Lightning talk + Poster Australasian Extracellular Vesicles Conference 2020

Cultures of placental trophoblasts produce similar extracellular vesicles to placental explants, a viable alternative long-term model? (#45)

Yohanes N, S Nursalim 1 , Julie Wang 1 , Cherie Blenkiron 1 , Katie Groom 1 , Larry Chamley 1
  1. University of Auckland, Auckland, New Zealand

Background: Human placental syncytiotrophoblast releases large amounts of extracellular vesicles (EVs) into maternal blood throughout gestation. These EVs are hypothesised to contribute to the significant physiological adaptations of the maternal body to pregnancy. As the syncytiotrophoblast is a giant non-replicating cell, placental explants are often used as rich a source of EVs but explants are short-lived and not amenable to long-term studies such as those involving genetic manipulation. Here we investigate the ability of an alternative model, syncytialisation of primary mononuclear trophoblasts and investigate the production of EVs.
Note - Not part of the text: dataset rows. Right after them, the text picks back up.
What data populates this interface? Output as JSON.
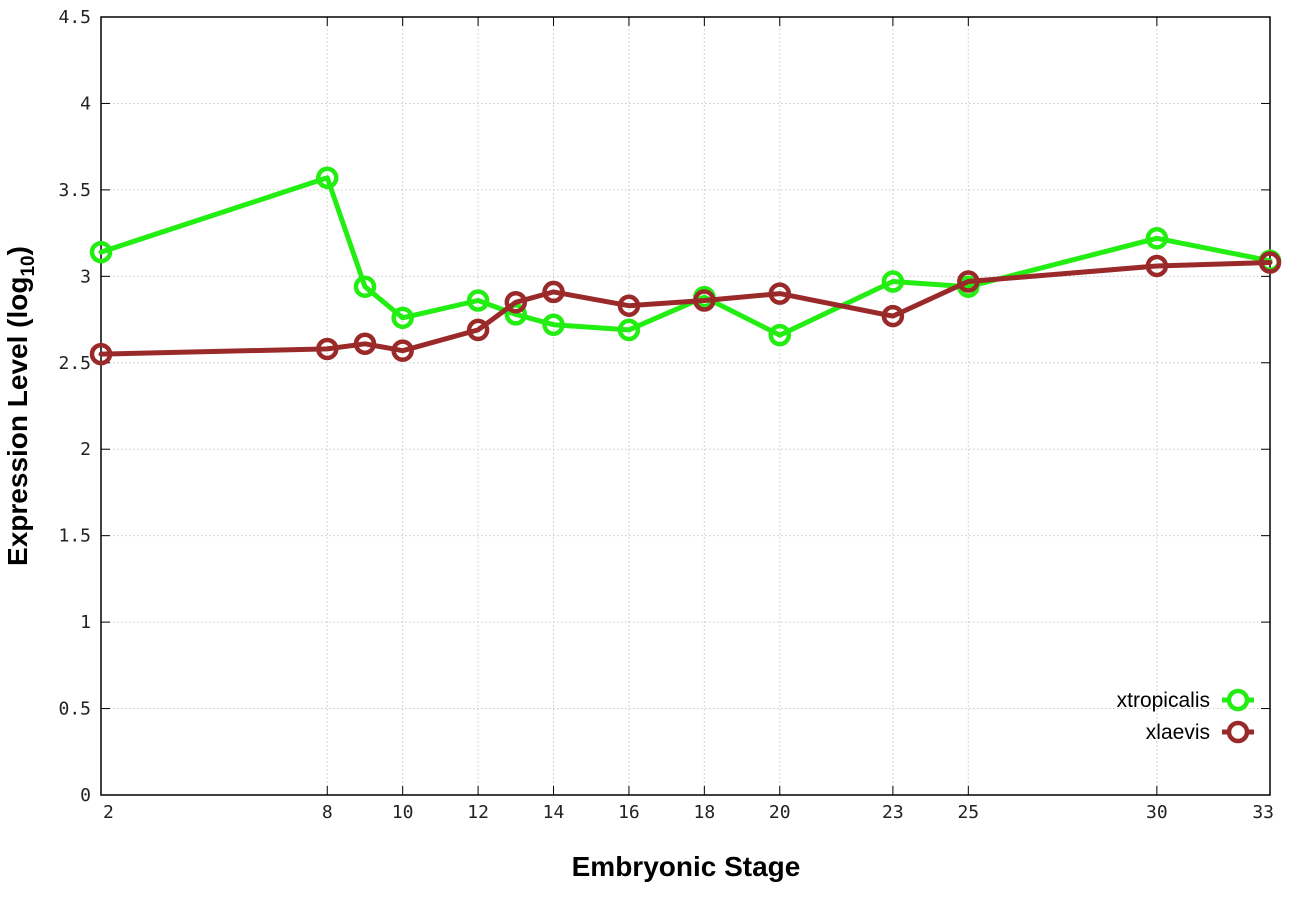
{
  "chart_data": {
    "type": "line",
    "xlabel": "Embryonic Stage",
    "ylabel": {
      "main": "Expression Level (log",
      "sub": "10",
      "close": ")"
    },
    "xlim": [
      2,
      33
    ],
    "ylim": [
      0,
      4.5
    ],
    "x_ticks": [
      2,
      8,
      10,
      12,
      14,
      16,
      18,
      20,
      23,
      25,
      30,
      33
    ],
    "x_tick_labels": [
      "2",
      "8",
      "10",
      "12",
      "14",
      "16",
      "18",
      "20",
      "23",
      "25",
      "30",
      "33"
    ],
    "y_ticks": [
      0,
      0.5,
      1,
      1.5,
      2,
      2.5,
      3,
      3.5,
      4,
      4.5
    ],
    "y_tick_labels": [
      "0",
      "0.5",
      "1",
      "1.5",
      "2",
      "2.5",
      "3",
      "3.5",
      "4",
      "4.5"
    ],
    "grid": true,
    "legend_position": "bottom-right",
    "series": [
      {
        "name": "xtropicalis",
        "color": "#22ee11",
        "points": [
          [
            2,
            3.14
          ],
          [
            8,
            3.57
          ],
          [
            9,
            2.94
          ],
          [
            10,
            2.76
          ],
          [
            12,
            2.86
          ],
          [
            13,
            2.78
          ],
          [
            14,
            2.72
          ],
          [
            16,
            2.69
          ],
          [
            18,
            2.88
          ],
          [
            20,
            2.66
          ],
          [
            23,
            2.97
          ],
          [
            25,
            2.94
          ],
          [
            30,
            3.22
          ],
          [
            33,
            3.09
          ]
        ]
      },
      {
        "name": "xlaevis",
        "color": "#9a2a2a",
        "points": [
          [
            2,
            2.55
          ],
          [
            8,
            2.58
          ],
          [
            9,
            2.61
          ],
          [
            10,
            2.57
          ],
          [
            12,
            2.69
          ],
          [
            13,
            2.85
          ],
          [
            14,
            2.91
          ],
          [
            16,
            2.83
          ],
          [
            18,
            2.86
          ],
          [
            20,
            2.9
          ],
          [
            23,
            2.77
          ],
          [
            25,
            2.97
          ],
          [
            30,
            3.06
          ],
          [
            33,
            3.08
          ]
        ]
      }
    ]
  }
}
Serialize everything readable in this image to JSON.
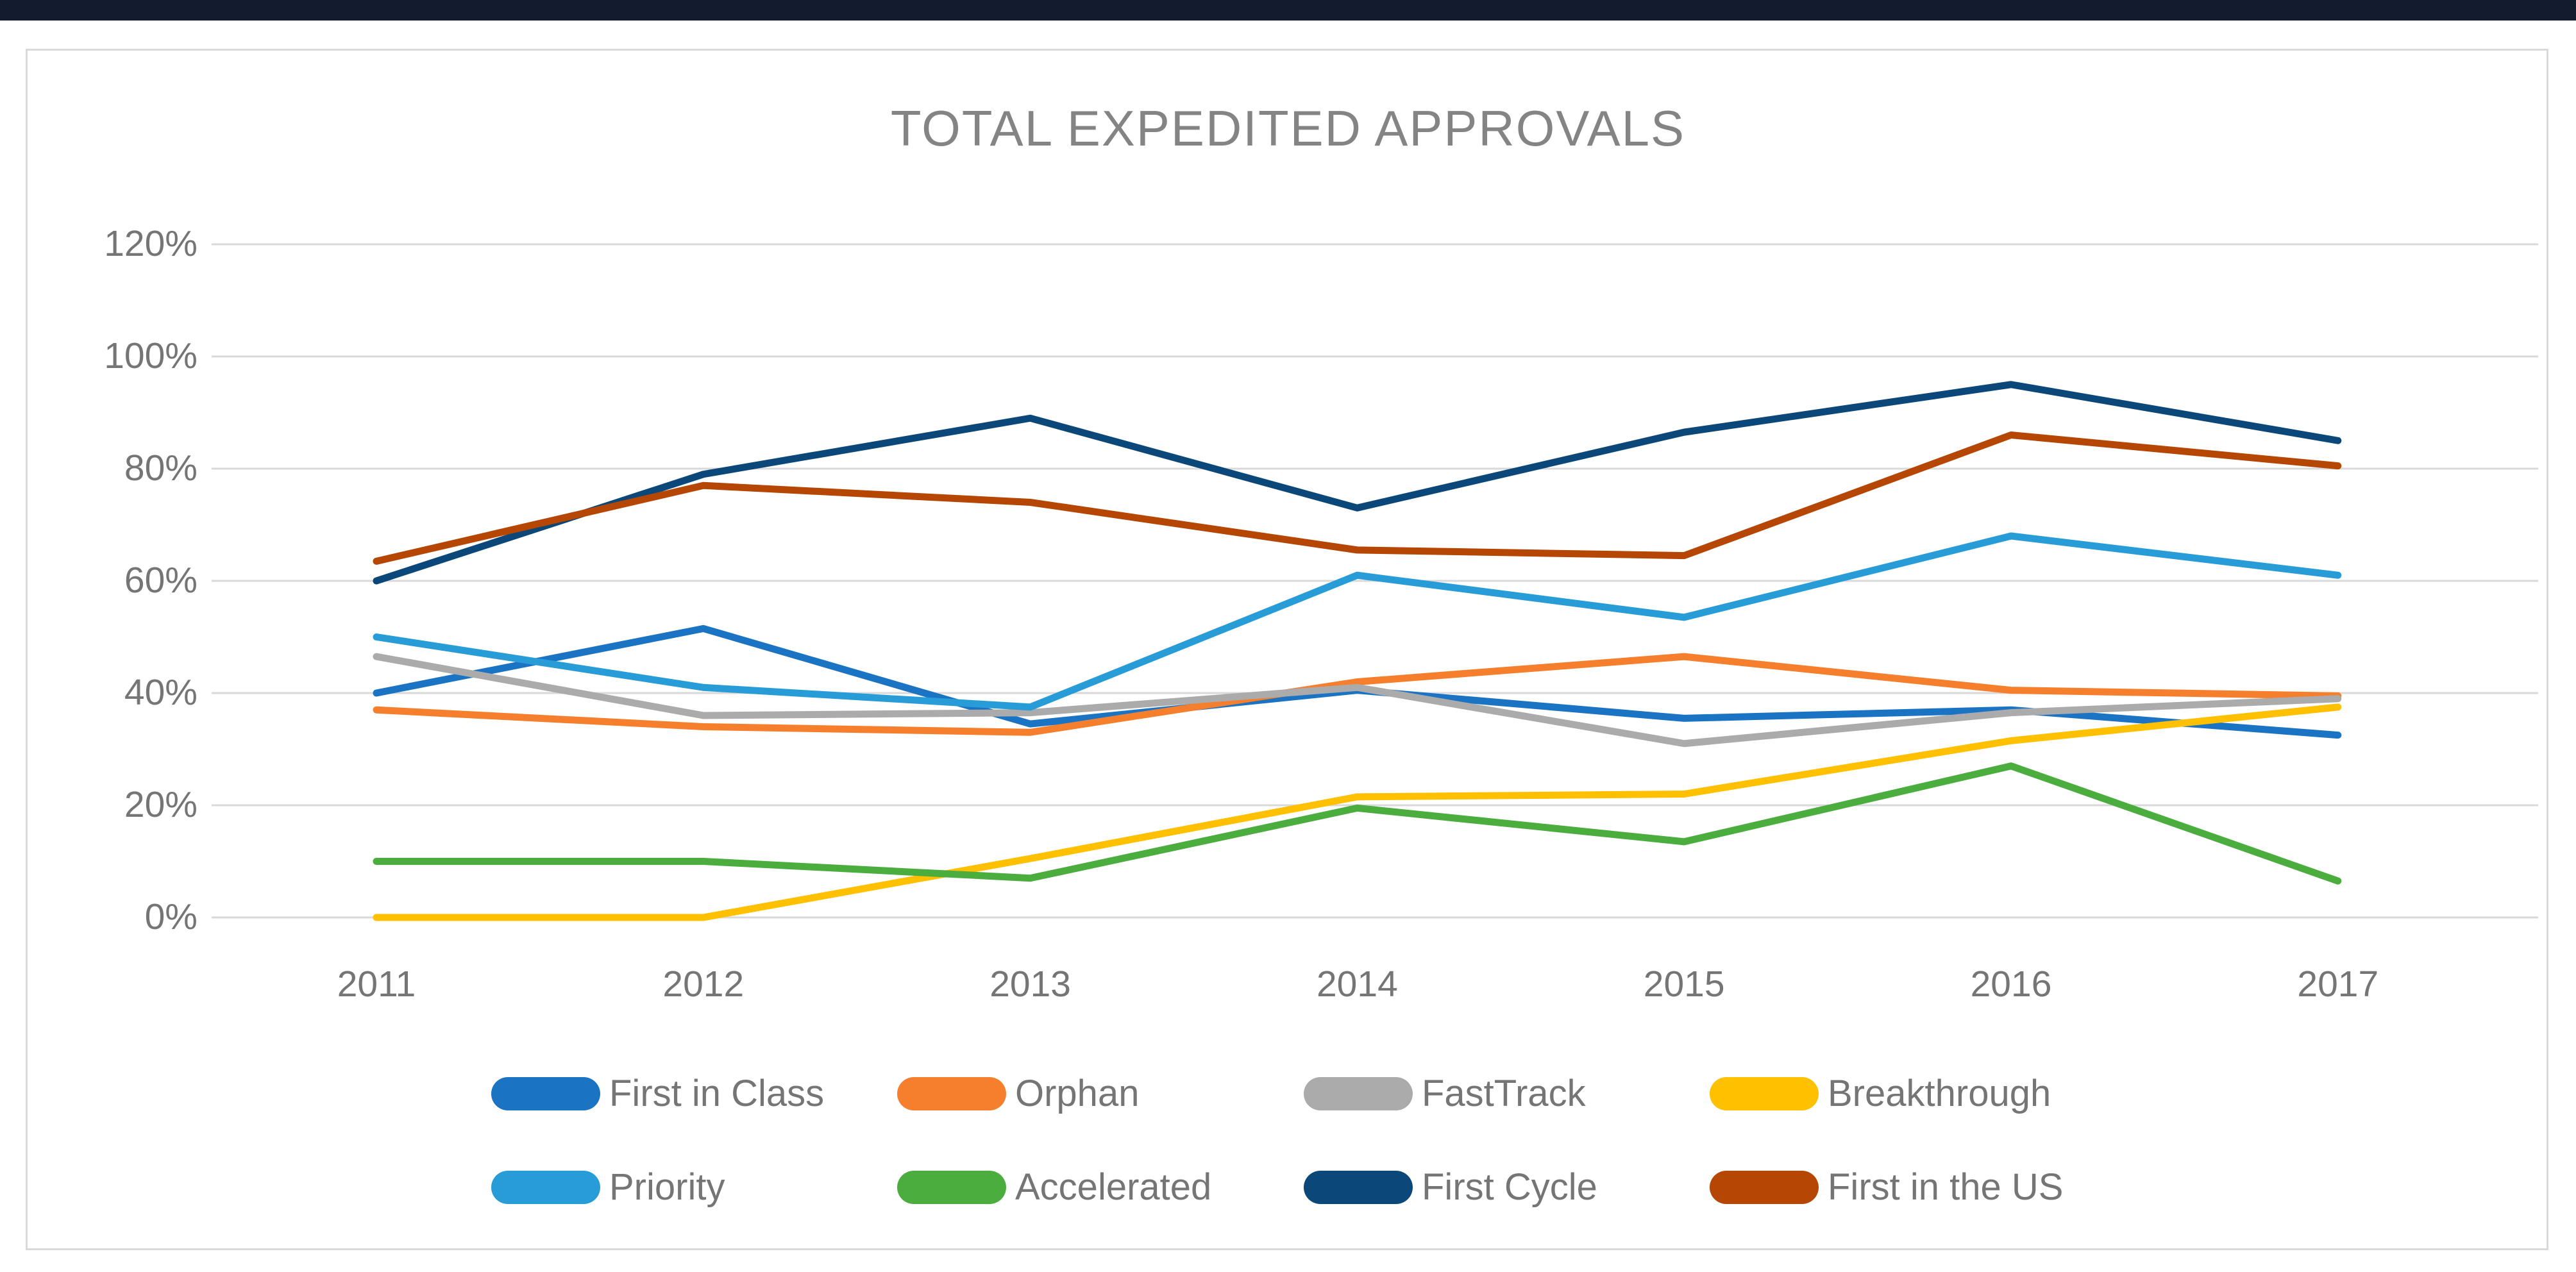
{
  "page": {
    "top_bar_color": "#131c2e",
    "panel_border_color": "#d9d9d9",
    "background_color": "#ffffff"
  },
  "chart_data": {
    "type": "line",
    "title": "TOTAL EXPEDITED APPROVALS",
    "title_color": "#848484",
    "categories": [
      "2011",
      "2012",
      "2013",
      "2014",
      "2015",
      "2016",
      "2017"
    ],
    "xlabel": "",
    "ylabel": "",
    "ylim": [
      0,
      120
    ],
    "y_tick_step": 20,
    "y_tick_labels_top_to_bottom": [
      "120%",
      "100%",
      "80%",
      "60%",
      "40%",
      "20%",
      "0%"
    ],
    "grid": true,
    "gridline_color": "#d9d9d9",
    "axis_text_color": "#757575",
    "legend_position": "bottom",
    "legend_rows": 2,
    "series": [
      {
        "name": "First in Class",
        "color": "#1b73c4",
        "values": [
          40,
          51.5,
          34.5,
          40.5,
          35.5,
          37,
          32.5
        ]
      },
      {
        "name": "Orphan",
        "color": "#f57f2d",
        "values": [
          37,
          34,
          33,
          42,
          46.5,
          40.5,
          39.5
        ]
      },
      {
        "name": "FastTrack",
        "color": "#ababab",
        "values": [
          46.5,
          36,
          36.5,
          41,
          31,
          36.5,
          39
        ]
      },
      {
        "name": "Breakthrough",
        "color": "#ffc000",
        "values": [
          0,
          0,
          10.5,
          21.5,
          22,
          31.5,
          37.5
        ]
      },
      {
        "name": "Priority",
        "color": "#289cd7",
        "values": [
          50,
          41,
          37.5,
          61,
          53.5,
          68,
          61
        ]
      },
      {
        "name": "Accelerated",
        "color": "#4aad3e",
        "values": [
          10,
          10,
          7,
          19.5,
          13.5,
          27,
          6.5
        ]
      },
      {
        "name": "First Cycle",
        "color": "#0b4778",
        "values": [
          60,
          79,
          89,
          73,
          86.5,
          95,
          85
        ]
      },
      {
        "name": "First in the US",
        "color": "#b54603",
        "values": [
          63.5,
          77,
          74,
          65.5,
          64.5,
          86,
          80.5
        ]
      }
    ]
  }
}
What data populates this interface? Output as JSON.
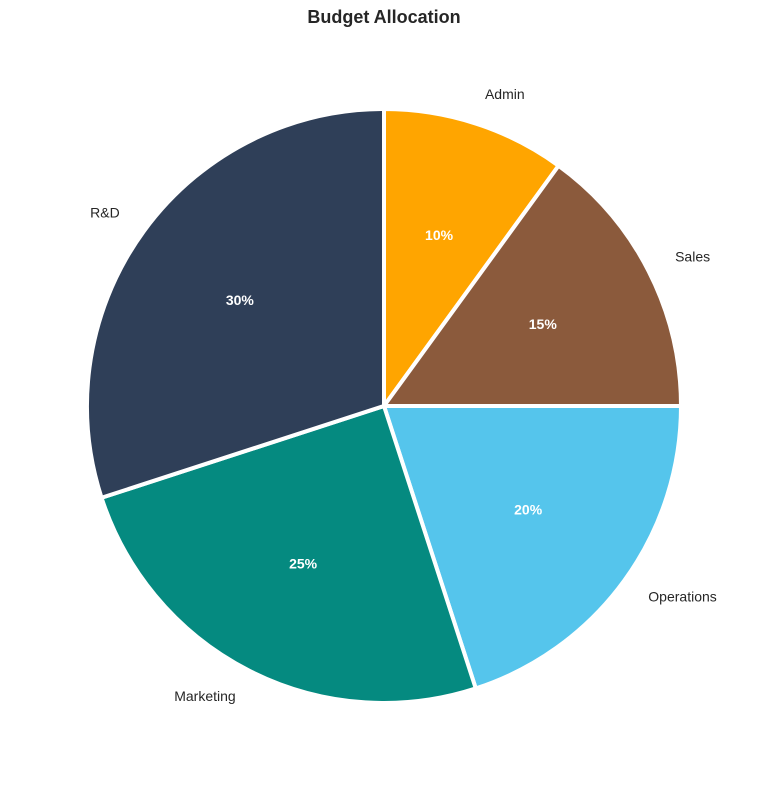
{
  "chart_data": {
    "type": "pie",
    "title": "Budget Allocation",
    "slices": [
      {
        "label": "Admin",
        "value": 10,
        "percent_label": "10%",
        "color": "#FFA500"
      },
      {
        "label": "Sales",
        "value": 15,
        "percent_label": "15%",
        "color": "#8B5A3C"
      },
      {
        "label": "Operations",
        "value": 20,
        "percent_label": "20%",
        "color": "#55C5EC"
      },
      {
        "label": "Marketing",
        "value": 25,
        "percent_label": "25%",
        "color": "#058A80"
      },
      {
        "label": "R&D",
        "value": 30,
        "percent_label": "30%",
        "color": "#2F3F58"
      }
    ],
    "start_angle_deg": 90,
    "direction": "clockwise",
    "legend": "none"
  }
}
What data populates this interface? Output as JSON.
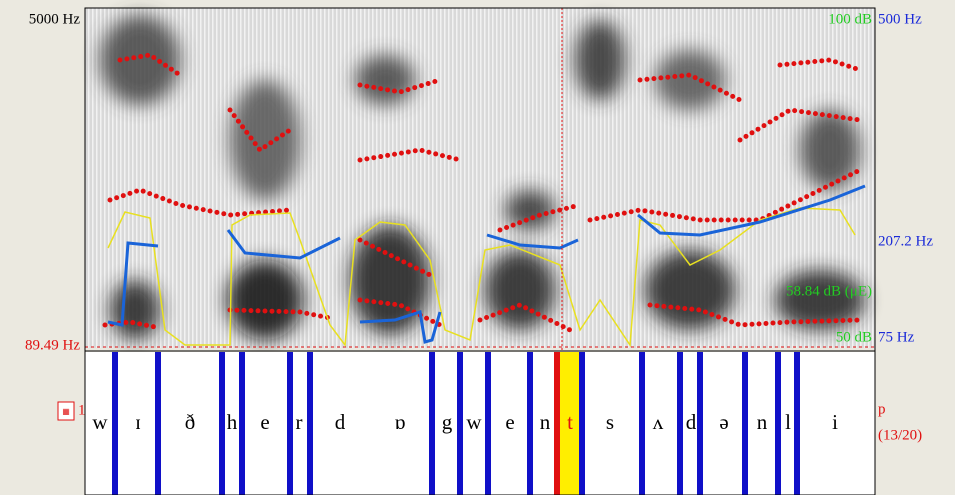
{
  "spectrogram": {
    "left_top": "5000 Hz",
    "left_cursor": "89.49 Hz",
    "intensity_top": "100 dB",
    "intensity_value": "58.84 dB (μE)",
    "intensity_bottom": "50 dB",
    "pitch_top": "500 Hz",
    "pitch_value": "207.2 Hz",
    "pitch_bottom": "75 Hz"
  },
  "tier": {
    "number": "1",
    "name": "p",
    "count": "(13/20)",
    "intervals": [
      "w",
      "ɪ",
      "ð",
      "h",
      "e",
      "r",
      "d",
      "ɒ",
      "g",
      "w",
      "e",
      "n",
      "t",
      "s",
      "ʌ",
      "d",
      "ə",
      "n",
      "l",
      "i"
    ]
  }
}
Methods: Trophoblast cells were isolated from term placentae and their purity and viability determined by FACs analysis. Concentrations and sizes of EVs were determined by Nanoparticle tracking analysis (NTA). DNA in the EVs was analysed by Qubit, TapeStation and long range PCR. Results were expressed as mean ± SEM.

Results: Approximately 90% of the isolated trophoblasts were viable and they were 97.3 % ± 1.45 (n = 3) pure. There was no significant change in the rate of micro-EVs (p = 0.45, n = 4) or nano-EVs (p = 0.15, n = 4) produced from days 3-12 of culture. Cultured trophoblasts produced equivalent quantities of nano-EVs but significantly less micro-EVs (p = <0.0001, n = 4) per cm2 of syncytiotrophoblast than placental explants. Qubit assays indicated that there was less DNA in micro-EVs than nano-EVs at day 3 (p = 0.0488, n = 3) but not at days 5 (p = 0.8810, n = 3) or 7 (p = 0. 0.8106, n = 3).  TapeStation analysis indicated DNA as large as 15,000 bp was present in Nano-EV while long range PCR shows Micro-EVs contained intact CSH1 genes (~7,000 bp).

Conclusions: Here we show preliminary evidence that the EVs produced by primary cultures of trophoblasts are similar in quantity and quality to those produced by placental explants. Unlike explants, which routinely survive for only 3-4 days, we have maintained our cultures for up to 35 days. These results suggest that primary cultures of trophoblasts may be a viable model to study production and manipulation of placental EVs long-term.